Master Podman: Docker‑Compatible, Daemon‑Free Container Runtime

Podman is an open‑source container runtime that runs on most Linux platforms and offers Docker‑compatible commands without requiring a daemon or root privileges.

The main differences between Podman and Docker are that Podman does not need a long‑running daemon, supports rootless operation, and uses a different process hierarchy where Podman’s conmon replaces Docker’s containerd‑shim.

Common Podman Commands

Containers

podman run        # create and start a container
podman start      # start a stopped container
podman ps         # list running containers
podman stop       # stop a container
podman restart    # restart a container
podman attach     # attach to a container
podman exec       # execute a command in a container
podman export     # export a container
podman import     # import a container snapshot
podman rm         # remove a container
podman logs       # view container logs

Images

podman search          # search for images
podman pull            # pull an image
podman images          # list images
podman image ls        # list images (alias)
podman rmi             # remove an image
podman image rm        # remove an image
podman save            # export an image
podman load            # import an image
podman build           # build an image from a Dockerfile
podman tag             # tag an image

Installation

# yum -y install podman

Configuring Registries and Accelerators

For version 7:

# vim /etc/containers/registries.conf
[registries.search]
registries = ["docker.io"]
[[docker.io]]
location = "j3m2itm3.mirror.aliyuncs.com"

For version 8:

# vim /etc/containers/registries.conf
unqualified-search-registries = ["docker.io"]
[[registry]]
prefix = "docker.io"
location = "j3m2itm3.mirror.aliyuncs.com"

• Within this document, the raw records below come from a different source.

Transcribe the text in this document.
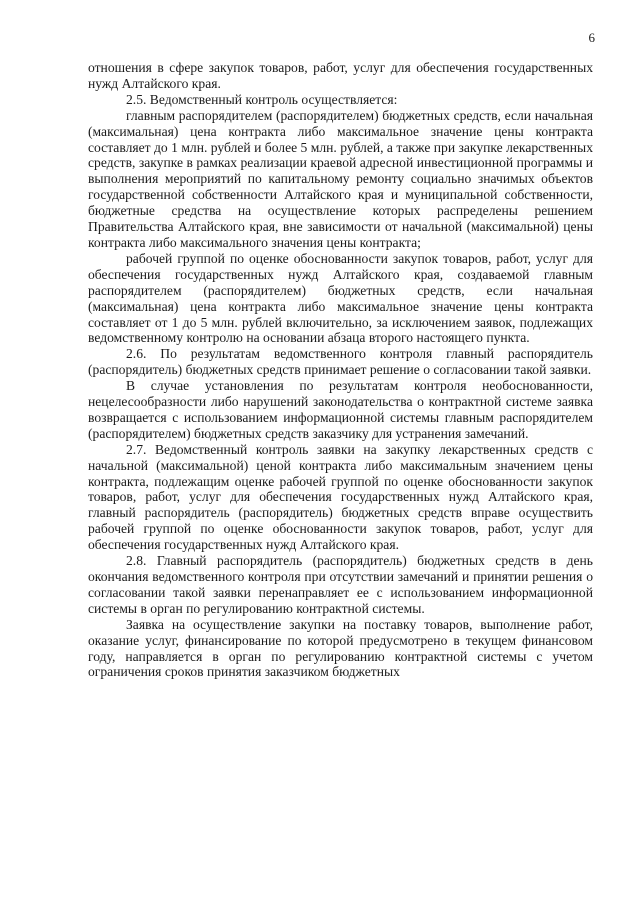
6

отношения в сфере закупок товаров, работ, услуг для обеспечения государственных нужд Алтайского края.

2.5. Ведомственный контроль осуществляется:

главным распорядителем (распорядителем) бюджетных средств, если начальная (максимальная) цена контракта либо максимальное значение цены контракта составляет до 1 млн. рублей и более 5 млн. рублей, а также при закупке лекарственных средств, закупке в рамках реализации краевой адресной инвестиционной программы и выполнения мероприятий по капитальному ремонту социально значимых объектов государственной собственности Алтайского края и муниципальной собственности, бюджетные средства на осуществление которых распределены решением Правительства Алтайского края, вне зависимости от начальной (максимальной) цены контракта либо максимального значения цены контракта;

рабочей группой по оценке обоснованности закупок товаров, работ, услуг для обеспечения государственных нужд Алтайского края, создаваемой главным распорядителем (распорядителем) бюджетных средств, если начальная (максимальная) цена контракта либо максимальное значение цены контракта составляет от 1 до 5 млн. рублей включительно, за исключением заявок, подлежащих ведомственному контролю на основании абзаца второго настоящего пункта.

2.6. По результатам ведомственного контроля главный распорядитель (распорядитель) бюджетных средств принимает решение о согласовании такой заявки.

В случае установления по результатам контроля необоснованности, нецелесообразности либо нарушений законодательства о контрактной системе заявка возвращается с использованием информационной системы главным распорядителем (распорядителем) бюджетных средств заказчику для устранения замечаний.

2.7. Ведомственный контроль заявки на закупку лекарственных средств с начальной (максимальной) ценой контракта либо максимальным значением цены контракта, подлежащим оценке рабочей группой по оценке обоснованности закупок товаров, работ, услуг для обеспечения государственных нужд Алтайского края, главный распорядитель (распорядитель) бюджетных средств вправе осуществить рабочей группой по оценке обоснованности закупок товаров, работ, услуг для обеспечения государственных нужд Алтайского края.

2.8. Главный распорядитель (распорядитель) бюджетных средств в день окончания ведомственного контроля при отсутствии замечаний и принятии решения о согласовании такой заявки перенаправляет ее с использованием информационной системы в орган по регулированию контрактной системы.

Заявка на осуществление закупки на поставку товаров, выполнение работ, оказание услуг, финансирование по которой предусмотрено в текущем финансовом году, направляется в орган по регулированию контрактной системы с учетом ограничения сроков принятия заказчиком бюджетных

Running Containers and Managing Images

# podman run -d --name httpd docker.io/library/httpd
# podman images
# podman ps
# podman inspect -l | grep IPAddress
# podman logs --latest
# podman top httpd
# podman stop --latest
# podman rm --latest

Rootless Operation and User Namespaces

Install crun for rootless containers and set it as the default OCI runtime:

# yum -y install crun
# vi /usr/share/containers/containers.conf
runtime = "crun"

Enable user namespaces and configure subuid/subgid files so that non‑root users can run containers safely.

Volumes and Permissions

Mount a host directory into a container and manage file ownership:

# podman run -it -v "$(pwd)"/data:/data docker.io/library/busybox /bin/sh
# podman run -it --name test -v "$(pwd)"/data:/data --userns=keep-id docker.io/library/busybox /bin/sh

Rootless users can map ports >= 1024 by default; to allow lower ports, set net.ipv4.ip_unprivileged_port_start in /etc/sysctl.conf.

Configuration Files

Podman reads configuration in the following order (higher priority overrides lower):

~/.config/containers/containers.conf

/etc/containers/containers.conf

/usr/share/containers/containers.conf

Similar precedence applies to storage.conf and registries.conf. Adjust driver = "overlay" and mount_program = "/usr/bin/fuse-overlayfs" for optimal storage.